Nel finale edificante e che più lieto non si può (la sconfitta e ritirata degli uomini bianchi-cattivi-schiavisti avido dei tesori del Congo, la chiamata alle armi/unione degli animali della giungla tutti, il "perdono" del capo tribù a cui Tarzan aveva accoppato il figlio, l'evento bello per eccellenza dell'ultima scena) il senso ultimo e unico di un'opera piatta, prevedibile, inutile, linda, beceramente convenzionale e prudente, che trasuda zero erotismo, zero passione, zero violenza, zero spettacolo, zero complessità narrativa-psicologica-filmica-estetica, zero gocce di sudore.

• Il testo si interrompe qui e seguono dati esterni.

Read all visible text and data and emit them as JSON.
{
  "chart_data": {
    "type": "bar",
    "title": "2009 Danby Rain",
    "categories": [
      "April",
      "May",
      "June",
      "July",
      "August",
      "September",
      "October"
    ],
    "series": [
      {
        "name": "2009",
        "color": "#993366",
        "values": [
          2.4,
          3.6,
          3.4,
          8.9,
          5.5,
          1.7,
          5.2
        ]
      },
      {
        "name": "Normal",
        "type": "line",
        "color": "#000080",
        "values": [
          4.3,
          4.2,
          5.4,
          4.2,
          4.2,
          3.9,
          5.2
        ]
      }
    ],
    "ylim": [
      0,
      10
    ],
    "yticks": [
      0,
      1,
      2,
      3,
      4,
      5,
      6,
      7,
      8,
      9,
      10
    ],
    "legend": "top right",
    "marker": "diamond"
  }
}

Non bastano un Tarzan fisicamente attraente (un Alexander Skarsgård così fuori posto da far rivalutare persino Christopher Lambert) e una Jane/Margot Robbie limitata unicamente a sgranar i grandi occhi verdi - ora gioiosi ora grintosi ora romantici -, peraltro con un'intesa rivedibile, a fare un film. Tanto meno a far rivivere le gesta del personaggio creato più d'un secolo fa da Edgar Rice Burroughs.